Sunday, December 30, 2018

Today we continue discussing the best practice from storage engineering:

250) The algorithm for load-balancing can even be adaptive based on choosing appropriate metrics to determine traffic patterns that are well-known.  We start with a single number to quantify load on each partition and each server and then use the product of request latency and request rate to represent loads.

251) Bitmap indexes are useful for columns with small number of values because they take up less space than B+ tree which requires a value and record pointer tuple for each record. Bitmap are also helpful for conjunctive filters.

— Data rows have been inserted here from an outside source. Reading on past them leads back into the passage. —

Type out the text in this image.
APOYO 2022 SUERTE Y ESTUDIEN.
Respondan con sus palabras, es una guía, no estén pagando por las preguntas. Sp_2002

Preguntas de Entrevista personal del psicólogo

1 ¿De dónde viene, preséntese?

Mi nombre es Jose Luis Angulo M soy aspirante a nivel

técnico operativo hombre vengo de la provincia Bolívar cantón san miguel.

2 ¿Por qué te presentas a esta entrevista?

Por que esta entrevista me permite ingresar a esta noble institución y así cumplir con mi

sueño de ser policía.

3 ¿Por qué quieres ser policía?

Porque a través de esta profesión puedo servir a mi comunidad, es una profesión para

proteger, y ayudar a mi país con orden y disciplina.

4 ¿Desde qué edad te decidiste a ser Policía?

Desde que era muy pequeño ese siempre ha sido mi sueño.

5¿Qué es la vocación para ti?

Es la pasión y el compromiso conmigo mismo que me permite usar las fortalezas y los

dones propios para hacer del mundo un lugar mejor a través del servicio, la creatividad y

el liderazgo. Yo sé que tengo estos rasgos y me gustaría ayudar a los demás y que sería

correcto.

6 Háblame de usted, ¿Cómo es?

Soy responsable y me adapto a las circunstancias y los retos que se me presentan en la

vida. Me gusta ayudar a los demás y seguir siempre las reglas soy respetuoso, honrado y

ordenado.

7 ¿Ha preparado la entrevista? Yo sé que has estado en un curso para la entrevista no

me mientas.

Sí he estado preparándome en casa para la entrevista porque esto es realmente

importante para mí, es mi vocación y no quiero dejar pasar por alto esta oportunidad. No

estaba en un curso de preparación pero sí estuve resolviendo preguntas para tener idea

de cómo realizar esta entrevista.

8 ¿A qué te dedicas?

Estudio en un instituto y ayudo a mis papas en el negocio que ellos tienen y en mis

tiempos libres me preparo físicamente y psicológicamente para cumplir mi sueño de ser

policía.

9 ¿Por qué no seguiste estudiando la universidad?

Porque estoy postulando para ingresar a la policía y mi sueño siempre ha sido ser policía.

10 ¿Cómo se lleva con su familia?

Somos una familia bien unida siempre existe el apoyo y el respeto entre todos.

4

252) B+ trees are helpful for fast insertion, delete and update of records. They are generally not as helpful to warehouses as Bitmaps

253) Bulk-load is a very common case in many storage products including data warehouses. They have to be an order of magnitude faster than individual insertions. Typically they will not incur the same overhead for every record and will take up the overhead upfront before the batch or stream into the storage.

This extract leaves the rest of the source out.